Recife, Mars 2008.
Après deux mois de découverte de la vie nordestine en plein carnaval, véritable ministère populaire, on m’offrit l’opportunité de faire une résidence au Musée de Murillo La Greca, à la limite d’une quartier favorisé et d’un autre nettement moins. Cette tension permanente entre misère et exubérance de moyens avait fini par avoir raison de mon besoin de cohérence, et m’abandonnant au paradoxe propre à la vie latine, j’élaborai les plans d’une machine infernale qui contiendrait à elle seule tout ce qu’il y a de poésie et de violence, de commencement et de fin, d’origine et de destination, de lourd et d’aérien, de France et de Brésil.
Une fronde comme en utilisent les enfants dans les rues de Casa Amarela pour tirer les oiseaux, mais géante.

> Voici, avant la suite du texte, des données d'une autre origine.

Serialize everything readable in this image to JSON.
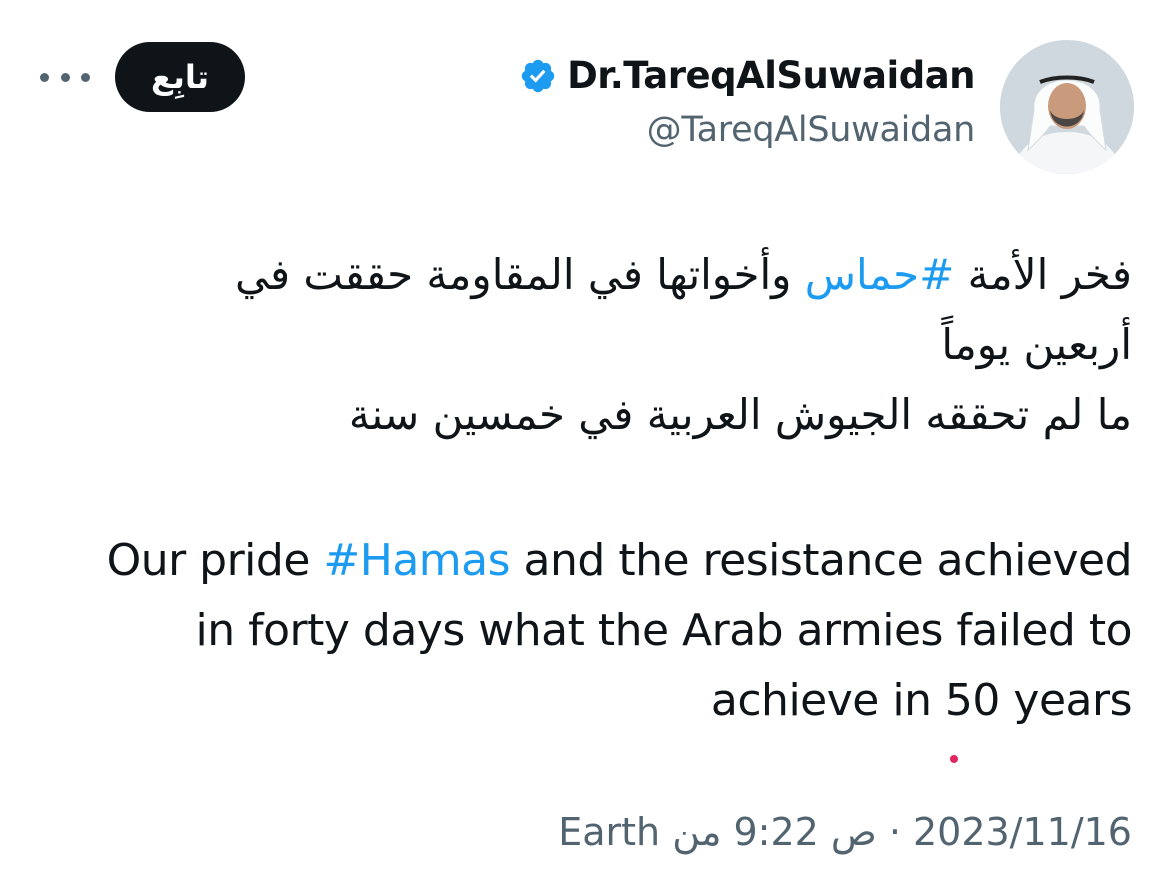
{
  "author": {
    "display_name": "Dr.TareqAlSuwaidan",
    "handle": "@TareqAlSuwaidan",
    "verified": true,
    "avatar_icon": "profile-photo"
  },
  "actions": {
    "follow_label": "تابِع",
    "more_icon": "ellipsis-icon"
  },
  "tweet": {
    "arabic_lines": [
      {
        "before": "فخر الأمة ",
        "hashtag": "#حماس",
        "after": " وأخواتها في المقاومة حققت في"
      },
      {
        "text": "أربعين يوماً"
      },
      {
        "text": "ما لم تحققه الجيوش العربية في خمسين سنة"
      }
    ],
    "english_lines": [
      {
        "before": "Our pride ",
        "hashtag": "#Hamas",
        "after": " and the resistance achieved"
      },
      {
        "text": "in forty days what the Arab armies failed to"
      },
      {
        "text": "achieve in 50 years"
      }
    ],
    "timestamp": {
      "source": "Earth من",
      "time": "ص 9:22",
      "separator": "·",
      "date": "2023/11/16"
    }
  },
  "colors": {
    "link": "#1d9bf0",
    "verified": "#1d9bf0",
    "text": "#0f1419",
    "secondary": "#536471",
    "follow_bg": "#0f1419"
  }
}
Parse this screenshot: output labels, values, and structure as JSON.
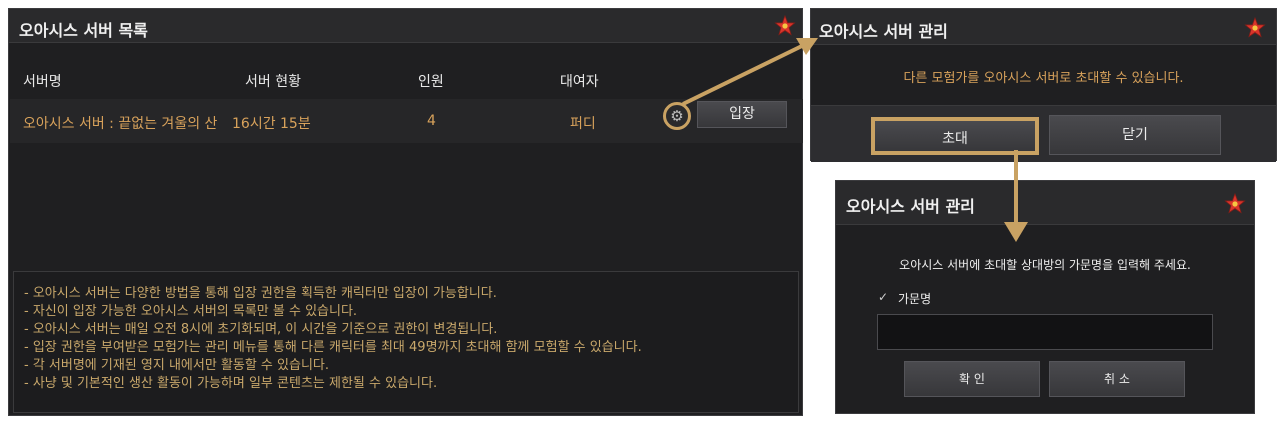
{
  "server_list_panel": {
    "title": "오아시스 서버 목록",
    "columns": [
      "서버명",
      "서버 현황",
      "인원",
      "대여자"
    ],
    "row": {
      "name": "오아시스 서버 : 끝없는 겨울의 산",
      "status": "16시간 15분",
      "members": "4",
      "lender": "퍼디",
      "settings_icon": "gear-icon",
      "enter_label": "입장"
    },
    "notes": [
      "- 오아시스 서버는 다양한 방법을 통해 입장 권한을 획득한 캐릭터만 입장이 가능합니다.",
      "- 자신이 입장 가능한 오아시스 서버의 목록만 볼 수 있습니다.",
      "- 오아시스 서버는 매일 오전 8시에 초기화되며, 이 시간을 기준으로 권한이 변경됩니다.",
      "- 입장 권한을 부여받은 모험가는 관리 메뉴를 통해 다른 캐릭터를 최대 49명까지 초대해 함께 모험할 수 있습니다.",
      "- 각 서버명에 기재된 영지 내에서만 활동할 수 있습니다.",
      "- 사냥 및 기본적인 생산 활동이 가능하며 일부 콘텐츠는 제한될 수 있습니다."
    ]
  },
  "manage_panel": {
    "title": "오아시스 서버 관리",
    "message": "다른 모험가를 오아시스 서버로 초대할 수 있습니다.",
    "invite_label": "초대",
    "close_label": "닫기"
  },
  "invite_panel": {
    "title": "오아시스 서버 관리",
    "message": "오아시스 서버에 초대할 상대방의 가문명을 입력해 주세요.",
    "field_label": "가문명",
    "field_value": "",
    "confirm_label": "확 인",
    "cancel_label": "취 소"
  },
  "colors": {
    "accent_gold": "#c9a263",
    "text_gold": "#d8a25b",
    "panel_bg": "#1f1f21",
    "star_red": "#d9342b",
    "star_yellow": "#f5c642"
  }
}
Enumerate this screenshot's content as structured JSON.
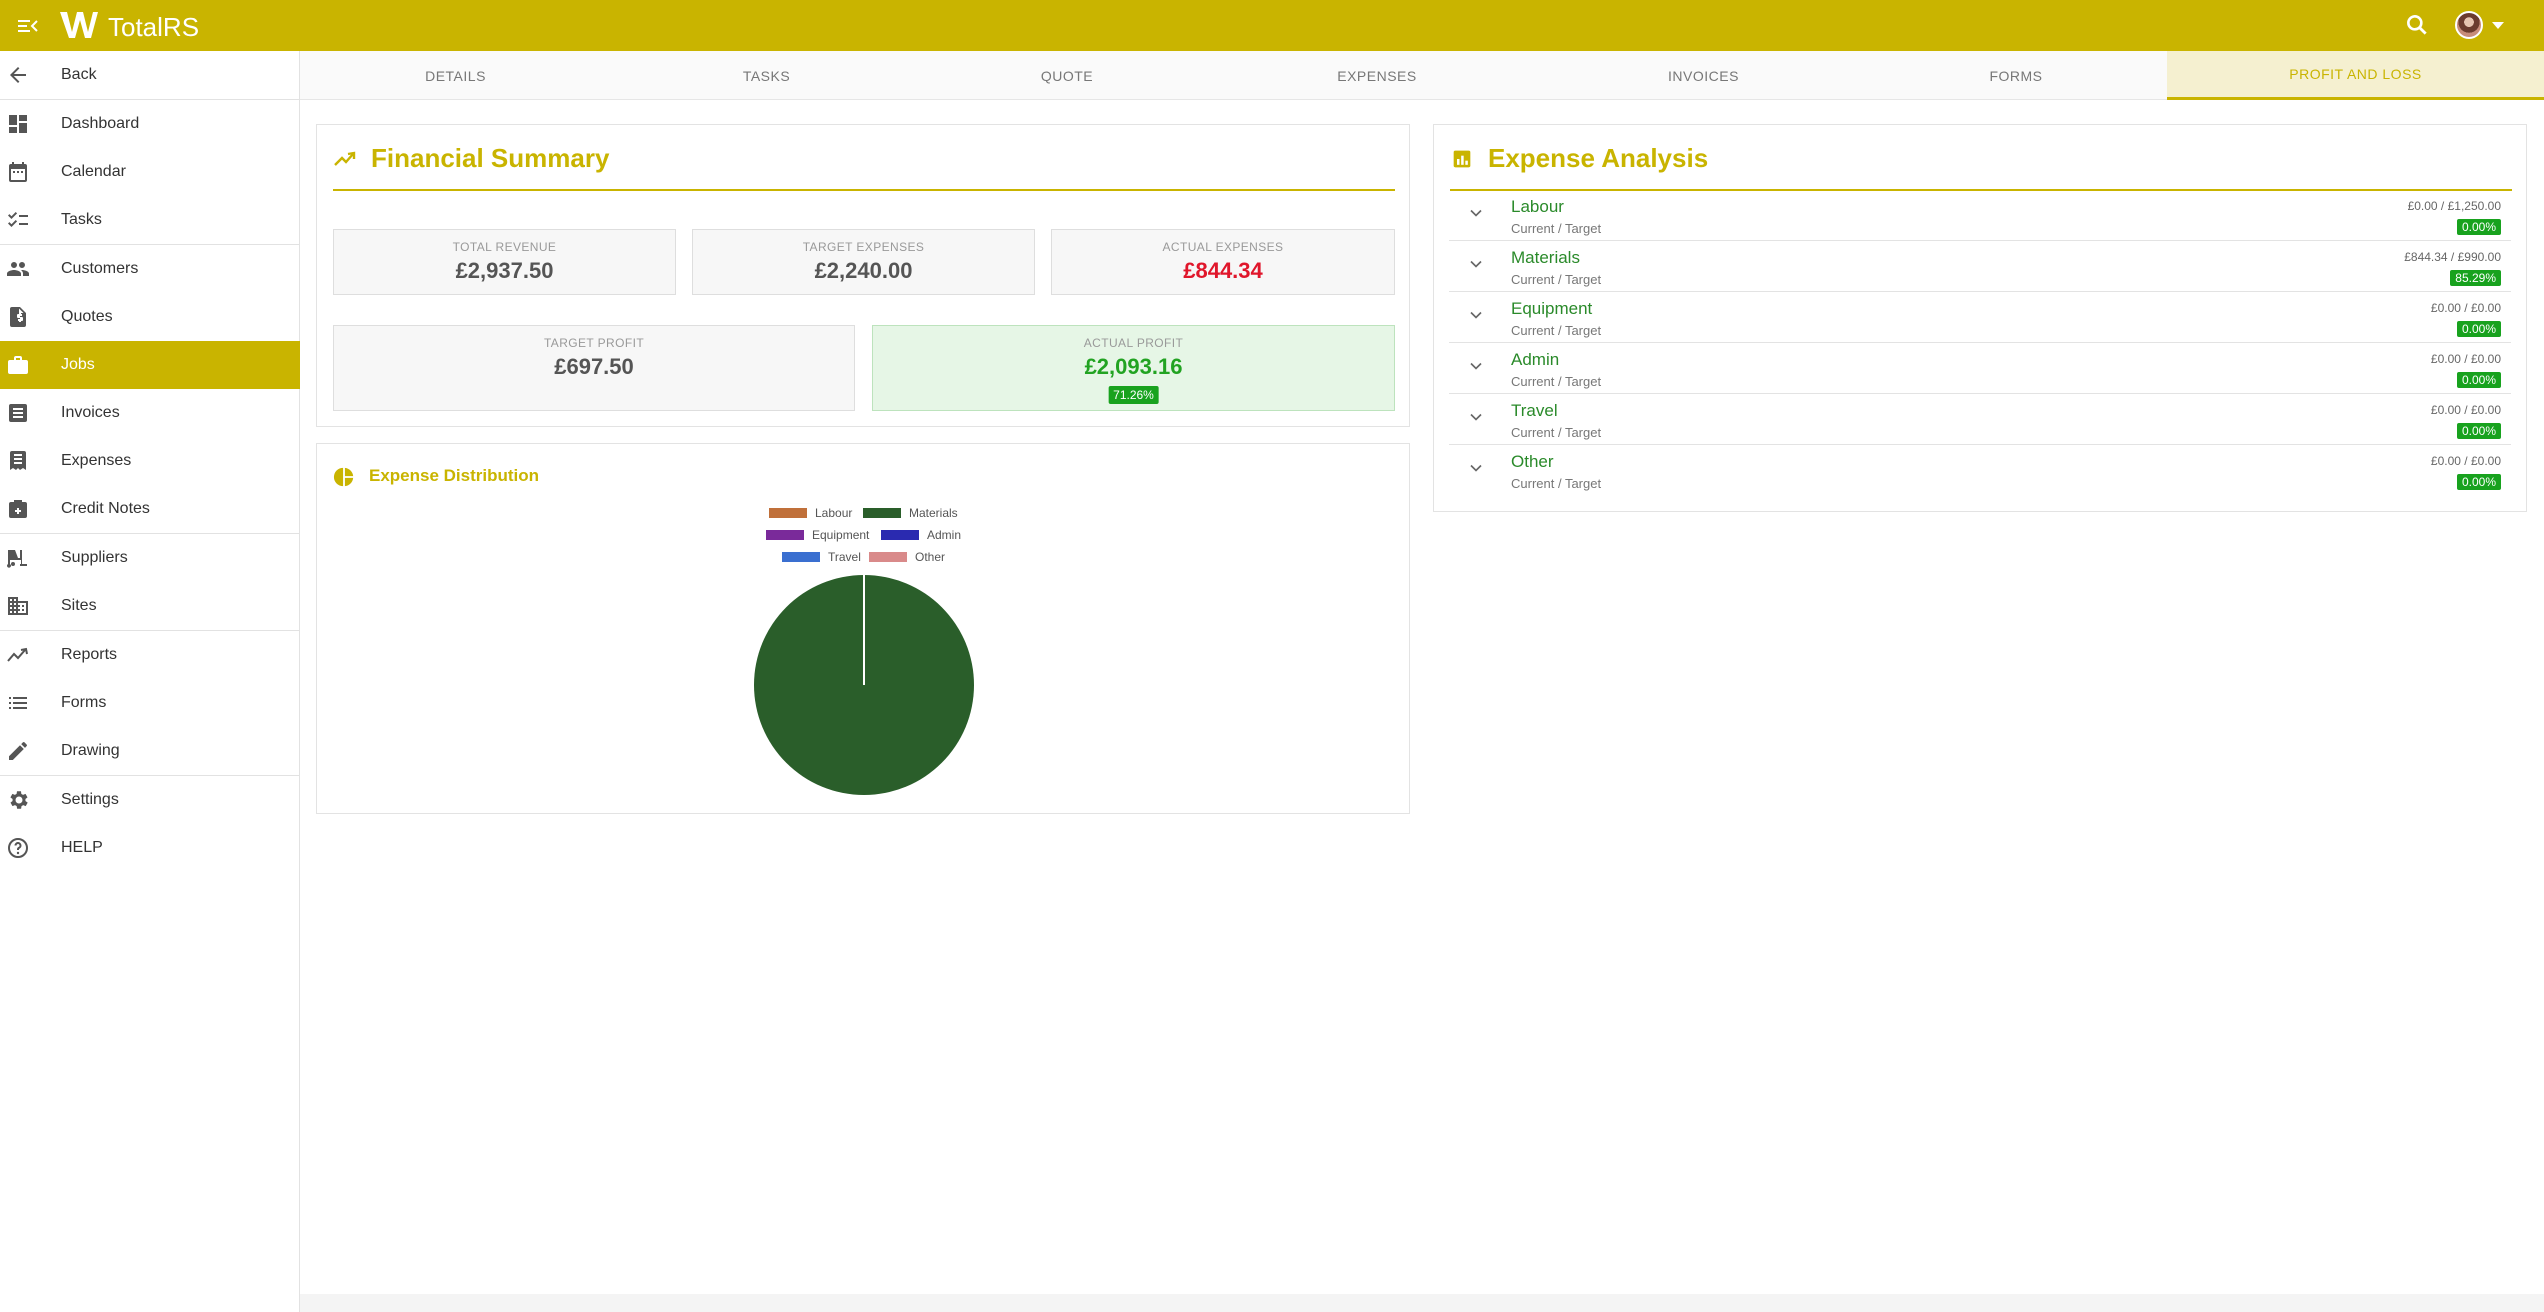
{
  "app": {
    "title": "TotalRS",
    "brand_color": "#c9b400"
  },
  "header": {
    "menu_icon": "menu-collapse-icon",
    "search_icon": "search-icon",
    "avatar": "user-avatar"
  },
  "sidebar": {
    "items": [
      {
        "label": "Back",
        "icon": "arrow-left-icon"
      },
      {
        "label": "Dashboard",
        "icon": "dashboard-icon"
      },
      {
        "label": "Calendar",
        "icon": "calendar-icon"
      },
      {
        "label": "Tasks",
        "icon": "checklist-icon"
      },
      {
        "label": "Customers",
        "icon": "people-icon"
      },
      {
        "label": "Quotes",
        "icon": "quote-document-icon"
      },
      {
        "label": "Jobs",
        "icon": "briefcase-icon",
        "active": true
      },
      {
        "label": "Invoices",
        "icon": "invoice-icon"
      },
      {
        "label": "Expenses",
        "icon": "receipt-icon"
      },
      {
        "label": "Credit Notes",
        "icon": "credit-note-icon"
      },
      {
        "label": "Suppliers",
        "icon": "forklift-icon"
      },
      {
        "label": "Sites",
        "icon": "building-icon"
      },
      {
        "label": "Reports",
        "icon": "trend-icon"
      },
      {
        "label": "Forms",
        "icon": "list-icon"
      },
      {
        "label": "Drawing",
        "icon": "draw-icon"
      },
      {
        "label": "Settings",
        "icon": "gear-icon"
      },
      {
        "label": "HELP",
        "icon": "help-circle-icon"
      }
    ]
  },
  "tabs": [
    {
      "label": "DETAILS"
    },
    {
      "label": "TASKS"
    },
    {
      "label": "QUOTE"
    },
    {
      "label": "EXPENSES"
    },
    {
      "label": "INVOICES"
    },
    {
      "label": "FORMS"
    },
    {
      "label": "PROFIT AND LOSS",
      "active": true
    }
  ],
  "financial_summary": {
    "title": "Financial Summary",
    "icon": "trending-up-icon",
    "total_revenue": {
      "label": "TOTAL REVENUE",
      "value": "£2,937.50"
    },
    "target_expenses": {
      "label": "TARGET EXPENSES",
      "value": "£2,240.00"
    },
    "actual_expenses": {
      "label": "ACTUAL EXPENSES",
      "value": "£844.34"
    },
    "target_profit": {
      "label": "TARGET PROFIT",
      "value": "£697.50"
    },
    "actual_profit": {
      "label": "ACTUAL PROFIT",
      "value": "£2,093.16",
      "percent": "71.26%"
    }
  },
  "expense_distribution": {
    "title": "Expense Distribution",
    "icon": "pie-chart-icon"
  },
  "chart_data": {
    "type": "pie",
    "categories": [
      "Labour",
      "Materials",
      "Equipment",
      "Admin",
      "Travel",
      "Other"
    ],
    "values": [
      0,
      844.34,
      0,
      0,
      0,
      0
    ],
    "colors": [
      "#c0703a",
      "#2a5e2a",
      "#7a2a9a",
      "#2a2ab0",
      "#3a6fd0",
      "#d98a8a"
    ],
    "legend": "top"
  },
  "expense_analysis": {
    "title": "Expense Analysis",
    "icon": "bar-chart-icon",
    "rows": [
      {
        "name": "Labour",
        "sub": "Current / Target",
        "current": "£0.00 /",
        "target": "£1,250.00",
        "percent": "0.00%"
      },
      {
        "name": "Materials",
        "sub": "Current / Target",
        "current": "£844.34 /",
        "target": "£990.00",
        "percent": "85.29%"
      },
      {
        "name": "Equipment",
        "sub": "Current / Target",
        "current": "£0.00 /",
        "target": "£0.00",
        "percent": "0.00%"
      },
      {
        "name": "Admin",
        "sub": "Current / Target",
        "current": "£0.00 /",
        "target": "£0.00",
        "percent": "0.00%"
      },
      {
        "name": "Travel",
        "sub": "Current / Target",
        "current": "£0.00 /",
        "target": "£0.00",
        "percent": "0.00%"
      },
      {
        "name": "Other",
        "sub": "Current / Target",
        "current": "£0.00 /",
        "target": "£0.00",
        "percent": "0.00%"
      }
    ]
  }
}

Cinq mètres de bambou, de caoutchouc et de béton pour envoyer des projectiles dans le fleuve coulant sans se douter de rien de l’autre côté de la rue passant devant le musée.
Rien de moins que des noix de coco en guise de projectiles, dans lesquels je plaçai des poissons combattants. Bleu, Blanc et Rouge, trois Bêta pêchés dans le Capibaribe. Ce petit tour de passe-passe, renvoyer des poissons à l’environnement auquel ils avaient été initialement arrachés, m’avait, par son absurdité, semblé contenir une virgule de vérité.
Des noix de coco, emblèmes brésiliens s’il en est, contenant de bêtes poissons aux couleurs d’un pays dont les valeurs existent surtout dans les fantasmes des gens qui n’y vivent pas; voilà une rencontre aussi absurde que la somme de tous les clichés qu’un peuple peut nourrir quant à un autre.
Des idées, rien que des idées, auxquelles on donne des drapeaux et des noms de cocktails improbables.
La badoque n’est qu’un coup d’épée dans l’eau, tout comme, parfois, les grands projets que l’humanité s’est construit à elle-même.